What's sadder: That the GOP pack is being led, perhaps temporarily, by a bigot funded by a cartoon villain/billionaire? Or that there are still those who see Mitt Romney as the Bruce Wayne/Batman who will save us?

luv u,

jp

Friday, February 10, 2012

Last ditch.

This isn't a pillow, man. This is a freaking anvil. You got this from the forge room, didn't you? What do you think I am, some kind of machine?

Yeah, I know - I should expect this sort of thing, living in an abandoned hammer mill. Remnants from the forge room, repurposed for bedding materials. Such are the times we live in. Big Green, like many indie bands, lives pretty close to the margin, my friends. We don't have the resources for all of those extras bands like The Decemberists and Black Flag can afford.
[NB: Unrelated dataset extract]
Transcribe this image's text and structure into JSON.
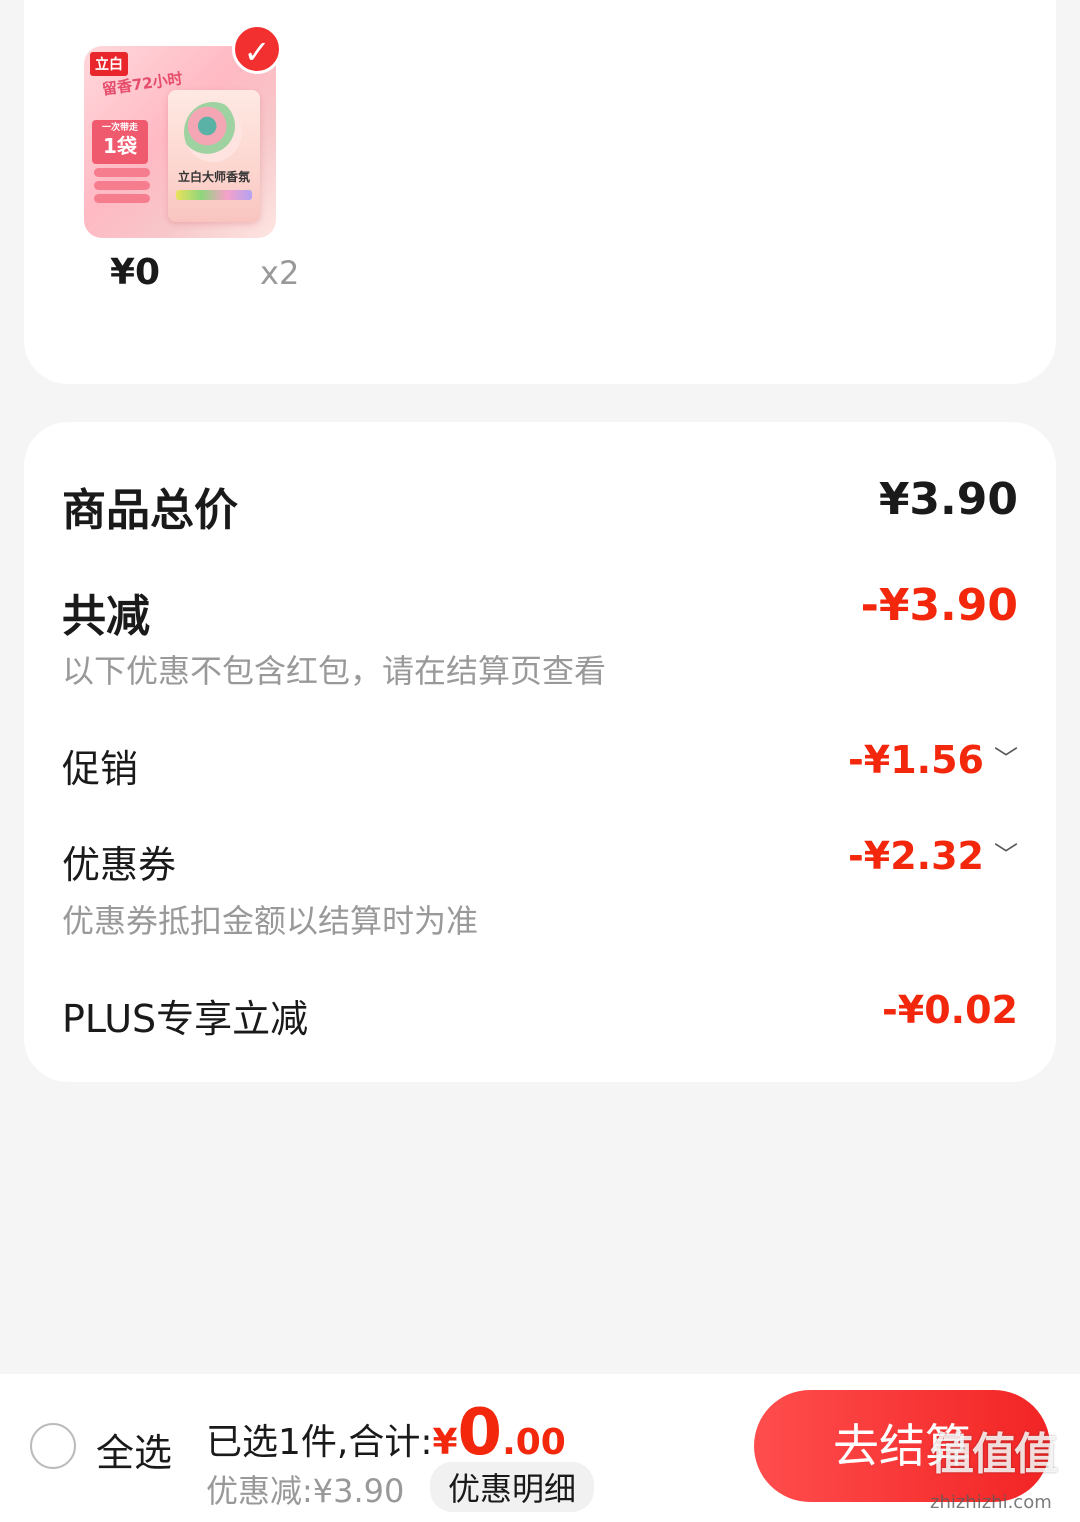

God, no... we just make do with what we've got. In these hard times, our fans expect this much at least: that we should be every bit as miserable as they are. And friends, we don't disappoint.

That said, I do wish Marvin (my personal robot assistant) would use a little sense in straightening up my living space. Admittedly, his mind has been elsewhere. I think our new marketing advisor, Noname - a minion from our corporate label Loathsome Prick Records - has been reprogramming him when no one's looking. Beyond her ken? I don't think so. Marvin's not that complicated. He's running a 486 processor, for chrissake. If he went to Harvard for seven years, he might end up with as much brains as your $10 wristwatch. Even an art history major like Noname can reprogram his ass, no problem.

Right, so... first she got Marvin all ironic. Now she's working on getting us to do, well, more interesting things. Stuff that will make the news, you know? Like, I don't know - setting the mill on fire, or drinking to excess and lying in a ditch in the middle of town, or hijacking a weather balloon and dropping tins of condemned sardines on the Washington monument, or.... well, you get the idea. You can see the headlines now: Big Green Makes Last Ditch Effort For Big Time. Or perhaps BAND BETS FARM ON MAJOR MELTDOWN. Or perhaps not. Sometimes I wonder if Noname is really that well checked out on this stuff.

Hey, we just do what we're told, right? When was that ever the case?